The Doc looked up and took stock of Apache, evidently more carefully.
"All right sir," he said. "We'll get him down to Lone Tree Hospital when the train comes in."
"Then I'll get off to my appointment. So-long Doc. So-long Scot! So-long Kid!" He trotted out. "Hullo!" I heard him say outside. "Feeling bad? Yes I know. Yes—it does make you feel mean, doesn't it? Well, when a man's built that way there's no mere looking on possible for him—he must either step right in and be of use, or step right out—go get him to a nunnery, so to speak. But there's nothing to be ashamed about, sir. Ninety-nine out of a hundred can rubber-neck over the heads of a crowd at a dog in a fit in the gutter and neither go away nor help. That's humanity. You can get sick, sir, when you aren't helping anyhow. So-long! So-long boys! Where's my bronco? Oh, there he is. Hi! Hi! White-face!"
The doctor was drying his hands, half kneeling still at the bucket, half sitting on his heels—a whimsical smile spreading on his face.
"Who is the cowboy philosopher?" he said as he put his towel in his bag on top of his instruments and cotton wool, and snapped it shut. He saw the cigarettes lying in the corner, stretched for one, wet it, and felt for matches.
"They call him Apache Kid," said Scot. "A light, Doc?" and Scot tore off a Chinese match from a block, lit it on his pants, and held it while the sulphur burned.
The doc was looking at me, and Scotty said "Damn!" as his fingers were burnt.
"You've been scrapping!" said the doc, and looked at my battered face, touching it lightly. "Oh I don't think you need anything much.
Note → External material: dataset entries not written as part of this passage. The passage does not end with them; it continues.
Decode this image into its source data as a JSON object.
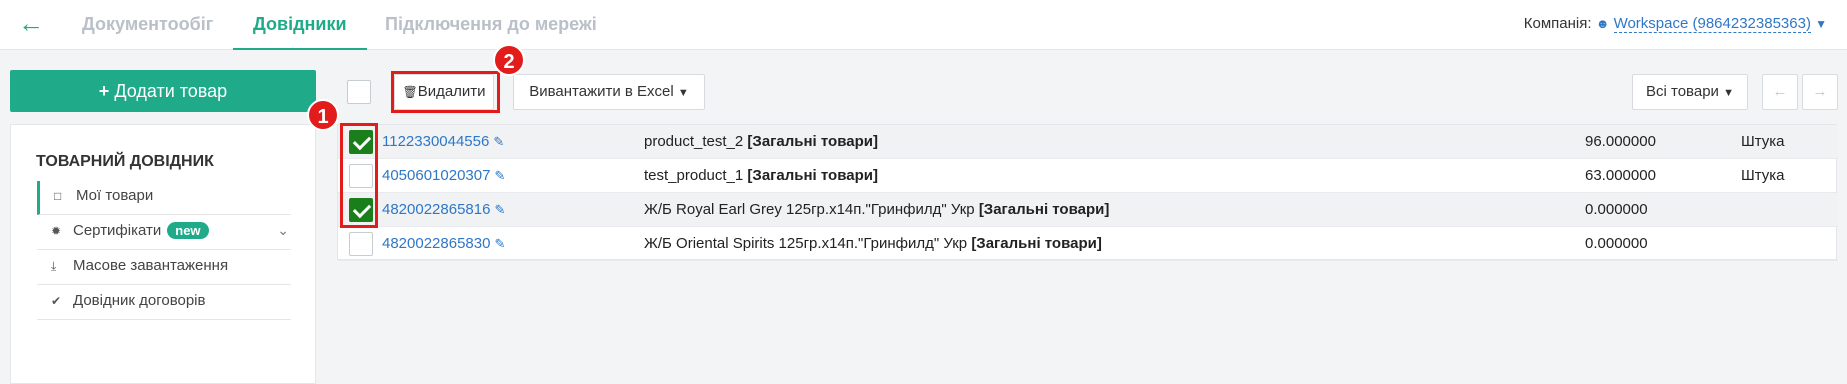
{
  "nav": {
    "back_icon": "arrow-left-icon",
    "tabs": [
      {
        "label": "Документообіг",
        "active": false
      },
      {
        "label": "Довідники",
        "active": true
      },
      {
        "label": "Підключення до мережі",
        "active": false
      }
    ],
    "company_label": "Компанія:",
    "company_value": "Workspace (9864232385363)"
  },
  "sidebar": {
    "add_button": "Додати товар",
    "title": "ТОВАРНИЙ ДОВІДНИК",
    "items": [
      {
        "label": "Мої товари",
        "icon": "box-icon",
        "active": true
      },
      {
        "label": "Сертифікати",
        "icon": "certificate-icon",
        "badge": "new"
      },
      {
        "label": "Масове завантаження",
        "icon": "download-icon"
      },
      {
        "label": "Довідник договорів",
        "icon": "check-icon"
      }
    ]
  },
  "toolbar": {
    "delete_label": "Видалити",
    "export_label": "Вивантажити в Excel",
    "filter_label": "Всі товари"
  },
  "products": [
    {
      "code": "1122330044556",
      "name": "product_test_2",
      "category": "[Загальні товари]",
      "qty": "96.000000",
      "unit": "Штука",
      "checked": true
    },
    {
      "code": "4050601020307",
      "name": "test_product_1",
      "category": "[Загальні товари]",
      "qty": "63.000000",
      "unit": "Штука",
      "checked": false
    },
    {
      "code": "4820022865816",
      "name": "Ж/Б Royal Earl Grey 125гр.х14п.\"Гринфилд\" Укр",
      "category": "[Загальні товари]",
      "qty": "0.000000",
      "unit": "",
      "checked": true
    },
    {
      "code": "4820022865830",
      "name": "Ж/Б Oriental Spirits 125гр.х14п.\"Гринфилд\" Укр",
      "category": "[Загальні товари]",
      "qty": "0.000000",
      "unit": "",
      "checked": false
    }
  ],
  "annotations": {
    "marker1": "1",
    "marker2": "2"
  },
  "colors": {
    "accent": "#1fab89",
    "link": "#2f77c7",
    "highlight": "#e21b1b"
  }
}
If you like, a little arnica—three parts water, and bathe that jaw."
"This is nothing," I said.
"Nothing by comparison," he agreed and turned. Then he held his head forward and lit the cigarette at Scotty's second match, and blew a cloud. The aroma of the weed filled the place very pleasantly. It seemed like vespers or a benediction. Douglas stirred, opened his eyes. He muttered something.
"Yes?" said the doctor and knelt to him.
"Give me a draw," said Douglas.
Past the window, in the glaring sun, back of the railway track, the white pony charged in a quick lope with Apache Kid bending forward and urging it on. A whirl of dust rose and fell.
There was a shuffle outside on the platform of the men who had pumped the doctor up getting into a shady place to wait for him; and then again the silence, with the little ceaseless crackling in it, of the grasshoppers and, inside, the faint clicking of the operator's instrument.